Hintergrund und Stand (inter)nationaler Forschung: Die Diskussion um die Beanspruchung durch selbsteinweisende sogenannte Bagatellfälle bestimmt die Diskussionen um Fehlallokation der klinischen Notfallmedizin. Krankenhausnotaufnahmen als barrierefreie, kontinuierlich zur Verfügung stehende, interdisziplinäre und technisch gut ausgestattete Allround-Einheiten könnten auch als Rückfallposition für anderen ungedeckten medizinischen Versorgungsbedarf dienen.

Fragestellung und Zielsetzung: Wir untersuchten eine Kohorte von Patienten mit liegender Anfahrt, aber ambulanter Entlassung mit der Frage nach Vorstellungen zu gezielten einfachen Maßnahmen, die auch durch andere Strukturen versorgt werden könnten.

Methode oder Hypothese: Retrospektive Analyse einer Zufallsstichprobe von 183 Patienten aus einer Gesamtheit von 80845 konsekutiven Patienten des Jahres 2019 von interdisziplinären Krankenhausnotaufnahmen in zwei Häusern der Schwerpunktversorgung.

Ergebnisse: 183 wurden Patienten analysiert (50,3% männlich, Alter 59,5 ± 23,7 Jahre). 2 (1,1%) Patienten waren durch das Manchester Triage System (MTS) der Triagegruppe 1 (rot) zugeordnet, jeweils 20 (11,3%), 100 (56,5%), 52 (29,4%) und 3 (1,7%) den Gruppen 2 (orange), 3 (gelb), 4 (grün) und 5 (blau).

78 Patienten wurden stationär aufgenommen, 105 Patienten (57,3%) wurden liegend vorgestellt (53,3% männlich, Alter 68 ± 21 Jahre). Von diesen 105 wurden 48 (45,7%) aus der Notaufnahme entlassen. Entlassene waren im Vergleich zu stationär aufgenommenen Patienten häufiger in den Triagegruppen 4 (37,5% vs. 14,0%) und 3 (62,5% vs 59,6%) und seltener in den Gruppen 2 (0% vs 22,8%) oder 1 (0% vs 3,5%) (p<0,001). Das häufigste gewählte MTS Diagramm bei den stationär aufgenommenen liegend vorgestellten Patienten war „Unwohlsein bei Erwachsenen“ (n=13; 22,8%), bei den entlassenen Patienten „Urologische Probleme“ (n=11; 22,9%) gefolgt von „Extremitätenprobleme“ (n=7; 14,6%).

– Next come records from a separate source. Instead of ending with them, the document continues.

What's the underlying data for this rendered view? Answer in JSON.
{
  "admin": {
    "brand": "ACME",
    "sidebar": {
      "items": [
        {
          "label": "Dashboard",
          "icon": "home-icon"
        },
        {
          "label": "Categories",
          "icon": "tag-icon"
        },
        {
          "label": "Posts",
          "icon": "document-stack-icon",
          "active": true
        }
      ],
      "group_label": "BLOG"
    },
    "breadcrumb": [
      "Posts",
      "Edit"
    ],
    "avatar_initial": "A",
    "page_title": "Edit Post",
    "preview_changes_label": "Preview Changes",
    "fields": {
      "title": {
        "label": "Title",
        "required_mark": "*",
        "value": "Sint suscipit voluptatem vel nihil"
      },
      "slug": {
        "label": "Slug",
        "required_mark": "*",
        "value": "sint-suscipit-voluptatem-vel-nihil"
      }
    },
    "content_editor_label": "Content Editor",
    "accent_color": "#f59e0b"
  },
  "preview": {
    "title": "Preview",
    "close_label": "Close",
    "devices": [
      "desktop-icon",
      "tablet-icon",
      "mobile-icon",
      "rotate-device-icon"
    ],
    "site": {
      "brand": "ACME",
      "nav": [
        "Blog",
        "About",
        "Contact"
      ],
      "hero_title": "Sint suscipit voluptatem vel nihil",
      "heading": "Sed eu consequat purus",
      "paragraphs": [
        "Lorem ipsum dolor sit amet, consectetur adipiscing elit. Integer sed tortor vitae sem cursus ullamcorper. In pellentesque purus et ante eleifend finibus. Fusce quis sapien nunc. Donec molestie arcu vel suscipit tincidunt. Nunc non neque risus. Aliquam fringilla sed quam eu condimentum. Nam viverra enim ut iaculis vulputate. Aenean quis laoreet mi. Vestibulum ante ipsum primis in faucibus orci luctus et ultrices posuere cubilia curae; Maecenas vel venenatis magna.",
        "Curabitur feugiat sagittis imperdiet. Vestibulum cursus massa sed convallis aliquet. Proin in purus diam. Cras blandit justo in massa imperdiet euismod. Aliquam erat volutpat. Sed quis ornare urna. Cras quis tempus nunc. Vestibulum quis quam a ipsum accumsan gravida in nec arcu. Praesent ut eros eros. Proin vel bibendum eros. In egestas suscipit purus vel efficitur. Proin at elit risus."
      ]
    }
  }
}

Entlassene erhielten signifikant seltener ein EKG (31,3% vs 71,2%; p<0,001), eine CT-Untersuchung (14,6 vs 42,0%; p=0,003) oder eine Infusion (27,1% vs 56,0%; p=0,004), aber häufiger eine einfache medizinische Maßnahme (20,8% vs 5,3%; p=0,016). 28 (15,3% der Gesamtzahl) der entlassenen Patienten nahmen keine krankenhaustypischen Ressourcen in Anspruch. 8 davon erhielten einfache medizinische Maßnahmen, 15 lediglich eine ärztliche Begutachtung. 14 der entlassenen Patienten wurden aus einem Pflegesetting vorgestellt. Von diesen wurden 6 (3,3% der Gesamtpatientenzahl) zur Anlage (n=2) oder zum Wechsel (n=3) von Blasenkathetern) oder zum einfachen Wundverschluss (n=1) vorgestellt.

Diskussion: Ein relevanter Anteil der Stichprobe bestand aus Patienten, die liegend vorgestellt wurden, aber nur einfache ärztliche Beurteilungen oder einfache medizinische Maßnahmen benötigten. Ein erheblicher Anteil davon wurde aus einer pflegerischen Versorgung heraus vorgestellt.

Praktische Implikationen: Ein vermehrtes Angebot an medizinischer Akutbetreuung und barrierefreien Notfallambulanzen im ambulanten Sektor könnte zu einer Reduktion von Vorstellungen in Krankenhausnotaufnahmen beitragen. Regionale und infrastrukturbedingte Unterschiede sind zu erwarten.